Variante 3 ist vermutlich der Königsweg. Aber auch dieser ist nicht ohne Hindernisse. Zum einen erfordert diese Lösung Abstimmung zwischen den Spielern, damit klar wird, welche Anweisungen zu erteilen sind. Zum anderen darf nicht per se vorausgesetzt werden dass die Spieler der höhergestellten Charaktere auch tatsächlich genau die von Spieler der niedriger gestellten Charaktere gewünschten Anweisungen durch seinen Charakter geben möchte. In diesem Falle scheidet Lösung 3 aus.

Sowohl die Variante 1, wie die Variante 2 führen schnell zu der realweltlichen Frage, wie die Spielwelt zu gestalten ist. Dies kann und sollte natürlich grundsätzlich konsensual festgelegt werden – im Zweifel ist es für mich aber am Spielleiter, Festlegungen zu treffen. Er schafft, interpretiert und repräsentiert die Spielwelt. Bei seinen Festlegungen kann er Vorstellungen und Wünsche wie in Variante 1 angesprochen, berücksichtigen. Er muss es meines Erachtens aber nicht.

Nach einer solchen Festlegung und Kommunikation des Ergebnisses durch den Spielleiter steht einer innerweltlichen Lösung des Konfliktes im Sinne der Lösung 2 nichts im Wege. Dies dürfte auch rollenspielerisch am interessantesten sein.

Im Ergebnis plädiere ich damit für

  1. eine Festlegung und Kommunikation der Interpretation durch den Spielleiter vorab im Allgemeinen. Im Speziellen kann er natürlich, wenn die Spielsituation es verlangt, die maßgebliche Interpretation klarstellen.
  2. Hierbei sollen die Spieler anstreben, dass Situationen, bei denen ein Charakter und der Spieler düpiert werden, möglichst vermieden werden, und
  3. sind Konflikte innerweltlich zu lösen. Hierbei dient die Weltinterpretation des Spielleiters als Referenzrahmen.

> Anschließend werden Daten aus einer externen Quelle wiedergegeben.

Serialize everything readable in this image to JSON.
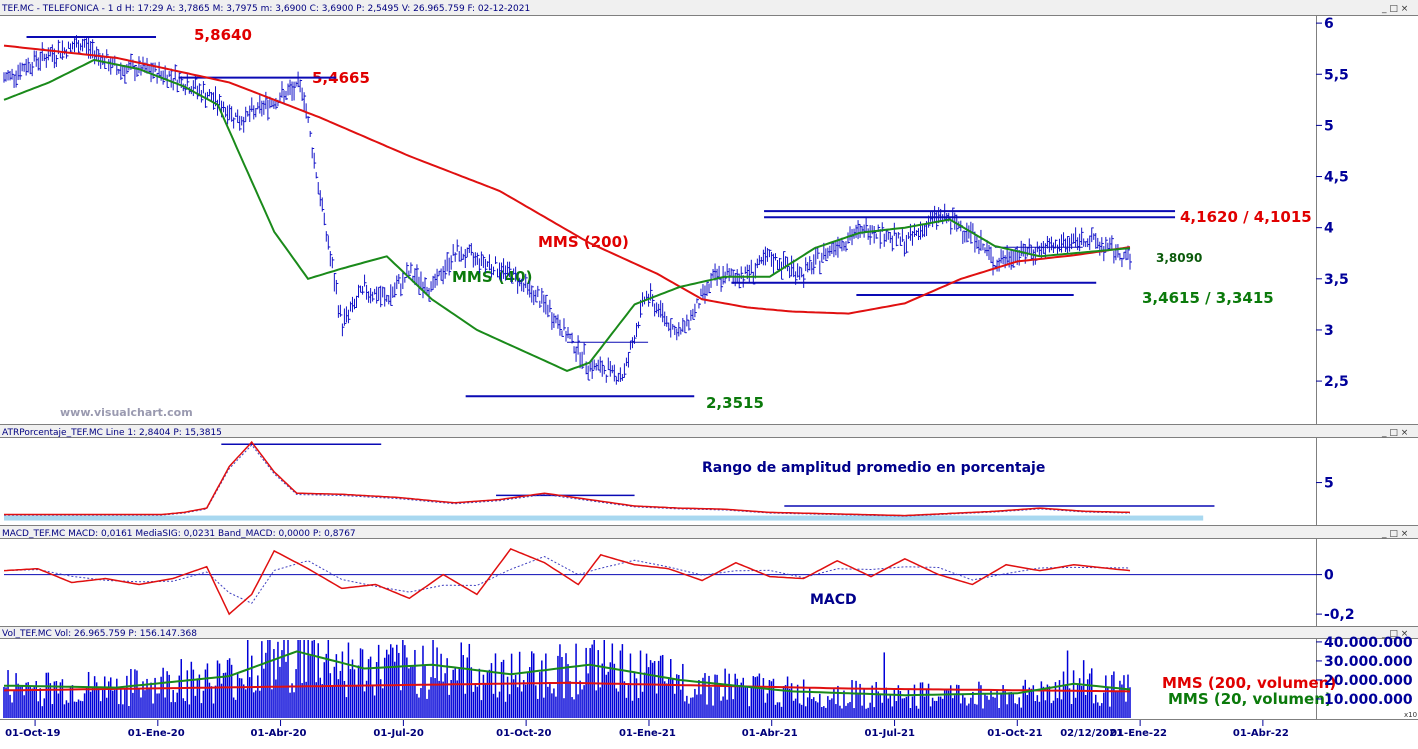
{
  "header": {
    "main": "TEF.MC - TELEFONICA -  1 d  H: 17:29  A: 3,7865  M: 3,7975  m: 3,6900  C: 3,6900  P: 2,5495  V: 26.965.759  F: 02-12-2021",
    "atr": "ATRPorcentaje_TEF.MC  Line 1: 2,8404  P: 15,3815",
    "macd": "MACD_TEF.MC  MACD: 0,0161  MediaSIG: 0,0231  Band_MACD: 0,0000  P: 0,8767",
    "vol": "Vol_TEF.MC  Vol: 26.965.759  P: 156.147.368"
  },
  "window_controls": "_ □ ×",
  "watermark": "www.visualchart.com",
  "colors": {
    "price": "#1414c8",
    "mms200": "#e01010",
    "mms40": "#1a8a1a",
    "level_line": "#0a0ab4",
    "axis": "#00009a",
    "atr_band": "#a8d8f0"
  },
  "chart_data": [
    {
      "type": "line",
      "title": "TEF.MC - TELEFONICA",
      "x_ticks": [
        "01-Oct-19",
        "01-Ene-20",
        "01-Abr-20",
        "01-Jul-20",
        "01-Oct-20",
        "01-Ene-21",
        "01-Abr-21",
        "01-Jul-21",
        "01-Oct-21",
        "01-Ene-22",
        "01-Abr-22"
      ],
      "cursor_date": "02/12/2021",
      "y_ticks": [
        "6",
        "5,5",
        "5",
        "4,5",
        "4",
        "3,5",
        "3",
        "2,5"
      ],
      "ylim": [
        2.1,
        6.05
      ],
      "series": [
        {
          "name": "TEF.MC",
          "style": "ohlc-bars",
          "x": [
            0.0,
            0.03,
            0.07,
            0.1,
            0.12,
            0.15,
            0.18,
            0.21,
            0.24,
            0.265,
            0.28,
            0.3,
            0.32,
            0.34,
            0.36,
            0.38,
            0.4,
            0.42,
            0.45,
            0.48,
            0.5,
            0.52,
            0.55,
            0.57,
            0.6,
            0.63,
            0.66,
            0.68,
            0.71,
            0.74,
            0.77,
            0.8,
            0.83,
            0.86,
            0.88,
            0.9,
            0.93,
            0.96,
            1.0
          ],
          "values": [
            5.45,
            5.65,
            5.8,
            5.55,
            5.55,
            5.48,
            5.3,
            5.05,
            5.25,
            5.38,
            4.35,
            3.05,
            3.4,
            3.3,
            3.55,
            3.4,
            3.75,
            3.7,
            3.55,
            3.25,
            2.95,
            2.65,
            2.55,
            3.35,
            2.95,
            3.5,
            3.55,
            3.7,
            3.55,
            3.85,
            4.0,
            3.85,
            4.12,
            3.95,
            3.65,
            3.75,
            3.8,
            3.9,
            3.69
          ]
        },
        {
          "name": "MMS (200)",
          "x": [
            0.0,
            0.1,
            0.2,
            0.28,
            0.36,
            0.44,
            0.52,
            0.58,
            0.62,
            0.66,
            0.7,
            0.75,
            0.8,
            0.85,
            0.9,
            0.95,
            1.0
          ],
          "values": [
            5.78,
            5.66,
            5.42,
            5.08,
            4.7,
            4.36,
            3.85,
            3.55,
            3.3,
            3.22,
            3.18,
            3.16,
            3.26,
            3.5,
            3.67,
            3.73,
            3.81
          ]
        },
        {
          "name": "MMS (40)",
          "x": [
            0.0,
            0.04,
            0.08,
            0.12,
            0.16,
            0.19,
            0.21,
            0.24,
            0.27,
            0.3,
            0.34,
            0.38,
            0.42,
            0.46,
            0.5,
            0.52,
            0.56,
            0.6,
            0.64,
            0.68,
            0.72,
            0.76,
            0.8,
            0.84,
            0.88,
            0.92,
            0.96,
            1.0
          ],
          "values": [
            5.25,
            5.42,
            5.64,
            5.55,
            5.38,
            5.2,
            4.7,
            3.96,
            3.5,
            3.6,
            3.72,
            3.3,
            3.0,
            2.8,
            2.6,
            2.68,
            3.25,
            3.42,
            3.52,
            3.52,
            3.8,
            3.95,
            4.0,
            4.08,
            3.82,
            3.72,
            3.76,
            3.8
          ]
        }
      ],
      "levels": [
        {
          "label": "5,8640",
          "value": 5.864,
          "color": "red"
        },
        {
          "label": "5,4665",
          "value": 5.4665,
          "color": "red"
        },
        {
          "label": "4,1620 / 4,1015",
          "value": 4.162,
          "value2": 4.1015,
          "color": "red"
        },
        {
          "label": "3,8090",
          "value": 3.809,
          "color": "darkgreen"
        },
        {
          "label": "3,4615 / 3,3415",
          "value": 3.4615,
          "value2": 3.3415,
          "color": "green"
        },
        {
          "label": "2,3515",
          "value": 2.3515,
          "color": "green"
        },
        {
          "label": "",
          "value": 2.88,
          "color": ""
        }
      ],
      "annotations": [
        "MMS (200)",
        "MMS (40)"
      ]
    },
    {
      "type": "line",
      "title": "Rango de amplitud promedio en porcentaje",
      "y_ticks": [
        "5"
      ],
      "ylim": [
        1.2,
        9.0
      ],
      "series": [
        {
          "name": "ATRPorcentaje_TEF.MC",
          "x": [
            0.0,
            0.05,
            0.1,
            0.14,
            0.16,
            0.18,
            0.2,
            0.22,
            0.24,
            0.26,
            0.3,
            0.35,
            0.4,
            0.44,
            0.48,
            0.52,
            0.56,
            0.6,
            0.64,
            0.68,
            0.72,
            0.76,
            0.8,
            0.84,
            0.88,
            0.92,
            0.96,
            1.0
          ],
          "values": [
            2.0,
            2.0,
            2.0,
            2.0,
            2.2,
            2.6,
            6.5,
            8.8,
            6.0,
            4.0,
            3.9,
            3.6,
            3.1,
            3.4,
            4.0,
            3.4,
            2.8,
            2.6,
            2.5,
            2.2,
            2.1,
            2.0,
            1.9,
            2.1,
            2.3,
            2.6,
            2.3,
            2.2
          ]
        }
      ],
      "levels": [
        {
          "label": "",
          "value": 8.6
        },
        {
          "label": "",
          "value": 3.8
        },
        {
          "label": "",
          "value": 2.8
        }
      ]
    },
    {
      "type": "line",
      "title": "MACD",
      "y_ticks": [
        "0",
        "-0,2"
      ],
      "ylim": [
        -0.25,
        0.17
      ],
      "series": [
        {
          "name": "MACD",
          "x": [
            0.0,
            0.03,
            0.06,
            0.09,
            0.12,
            0.15,
            0.18,
            0.2,
            0.22,
            0.24,
            0.27,
            0.3,
            0.33,
            0.36,
            0.39,
            0.42,
            0.45,
            0.48,
            0.51,
            0.53,
            0.56,
            0.59,
            0.62,
            0.65,
            0.68,
            0.71,
            0.74,
            0.77,
            0.8,
            0.83,
            0.86,
            0.89,
            0.92,
            0.95,
            1.0
          ],
          "values": [
            0.02,
            0.03,
            -0.04,
            -0.02,
            -0.05,
            -0.02,
            0.04,
            -0.2,
            -0.1,
            0.12,
            0.03,
            -0.07,
            -0.05,
            -0.12,
            0.0,
            -0.1,
            0.13,
            0.06,
            -0.05,
            0.1,
            0.05,
            0.03,
            -0.03,
            0.06,
            -0.01,
            -0.02,
            0.07,
            -0.01,
            0.08,
            0.0,
            -0.05,
            0.05,
            0.02,
            0.05,
            0.02
          ]
        },
        {
          "name": "MediaSIG",
          "x": [],
          "values": []
        }
      ],
      "levels": [
        {
          "label": "",
          "value": 0
        }
      ]
    },
    {
      "type": "bar",
      "title": "Vol_TEF.MC",
      "y_ticks": [
        "40.000.000",
        "30.000.000",
        "20.000.000",
        "10.000.000"
      ],
      "ylim": [
        0,
        41000000
      ],
      "unit_marker": "x10",
      "series": [
        {
          "name": "Vol"
        },
        {
          "name": "MMS (200, volumen)",
          "x": [
            0.0,
            0.25,
            0.5,
            0.75,
            1.0
          ],
          "values": [
            14500000,
            16500000,
            18500000,
            15500000,
            14000000
          ]
        },
        {
          "name": "MMS (20, volumen)",
          "x": [
            0.0,
            0.1,
            0.2,
            0.26,
            0.32,
            0.38,
            0.45,
            0.52,
            0.6,
            0.7,
            0.8,
            0.9,
            0.95,
            1.0
          ],
          "values": [
            17000000,
            16000000,
            22000000,
            35000000,
            26000000,
            28000000,
            23000000,
            28000000,
            20000000,
            14000000,
            12000000,
            13000000,
            18000000,
            15000000
          ]
        }
      ]
    }
  ]
}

Nach meinem Dafürhalten ist damit auch das Problem des Umgangs mit der einer Sklavenhaltergesellschaft in der Spielwelt gelöst: Der Spielleiter entschied in meinem Fall (wohl implizit), dass eine solche Gesellschaft Kritik akzeptiert und wertschätzt. Meine persönliche, anders gelagerte Vorstellung ist unerheblich.

Wichtig ist freilich, dass man den Interpretationsreferenzrahmen des Spielleiters vorab kennt, da dies Auswirklungen auf die Auswahl des Charakters haben kann. Auch können sich Spieler aufgrund der getroffenen Festlegungen im Extremfall entschließen, die Runde zu verlassen – oder, alternativ, sich freilich selbst als Spielleiter mit anderen Festlegungen vorschlagen. Im Ergebnis könnnten sich so alle mit dem Referenzrahmen anfreunden.